Tony was the most intense artist that I have ever worked with. He became one with his models, he was a perfectionist, he could do over and over again the same illustration until he captured the right expression, attitude, gesture, mood...looking for the intangible things that create a great shot, that make the difference between the perfect and the unique.

Finally, what's your take on social media and fast fashion, and how the fashion industry can keep up in the want-it-now-buy-it-now world?

I have a careful relationship with social media and I am not very active on it. I think it destroys the mystery. On the other hand, I am aware that if used wisely it can be a fantastic tool, especially in the arts and fashion industry that are so exclusive and allow little entry. With social media, you can break down those gates and create your own audience. You have more of a chance of being “discovered,” and you have a voice and a platform where you can express yourself. I do get worried by the noise and the “visual entertainment” factors, which tend to drown out your thoughts and force you to become louder to be noticed.  It’s like everything—use wisely and don’t let it replace the real world.

As for fast fashion, I am totally against it. Not only is it not sustainable from an environmental aspect, but it is also just politically, ethically and socioeconomically wrong. Did you know that the people making your cheap clothes make just $2 a day. and to increase their salaries to $5 a day would make a difference of only 25 cents on your fast clothes, which to them is a difference between living with a little dignity or most likely dying? Did you know that your cotton jeans are so full of pesticides that they could make you sick?

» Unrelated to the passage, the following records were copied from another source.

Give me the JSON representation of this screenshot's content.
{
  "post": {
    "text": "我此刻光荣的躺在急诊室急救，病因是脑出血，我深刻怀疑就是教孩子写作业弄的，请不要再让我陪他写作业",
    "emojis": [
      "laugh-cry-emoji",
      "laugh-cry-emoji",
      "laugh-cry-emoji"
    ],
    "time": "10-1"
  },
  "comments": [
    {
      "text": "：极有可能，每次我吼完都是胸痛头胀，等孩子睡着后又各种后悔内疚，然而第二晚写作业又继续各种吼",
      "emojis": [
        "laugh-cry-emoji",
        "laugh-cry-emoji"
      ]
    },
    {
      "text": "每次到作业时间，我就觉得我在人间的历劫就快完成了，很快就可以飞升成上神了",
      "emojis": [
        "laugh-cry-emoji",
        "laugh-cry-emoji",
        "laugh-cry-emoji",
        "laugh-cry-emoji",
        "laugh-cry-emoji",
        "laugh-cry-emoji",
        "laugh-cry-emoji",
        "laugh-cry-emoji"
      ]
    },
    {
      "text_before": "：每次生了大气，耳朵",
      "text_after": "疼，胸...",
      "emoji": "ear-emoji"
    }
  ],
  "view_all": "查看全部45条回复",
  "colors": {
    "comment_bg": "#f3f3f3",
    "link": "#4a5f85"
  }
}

I believe in buying one good piece of clothing a year instead of 20 cheap, fast ones. I have so many pieces from the '80s and '90s that I still wear. They are so beautifully made with care and respect, made to last, made for you to be able to pass on to the next generations, which I am finally doing with my pants and skirts because I am no longer a size 2!  We are being manipulated by the media into believing that we must have it all and have it right now. Well, guess what? We don’t. We have to change the thinking on all that, or it will just make us unhappy and insecure.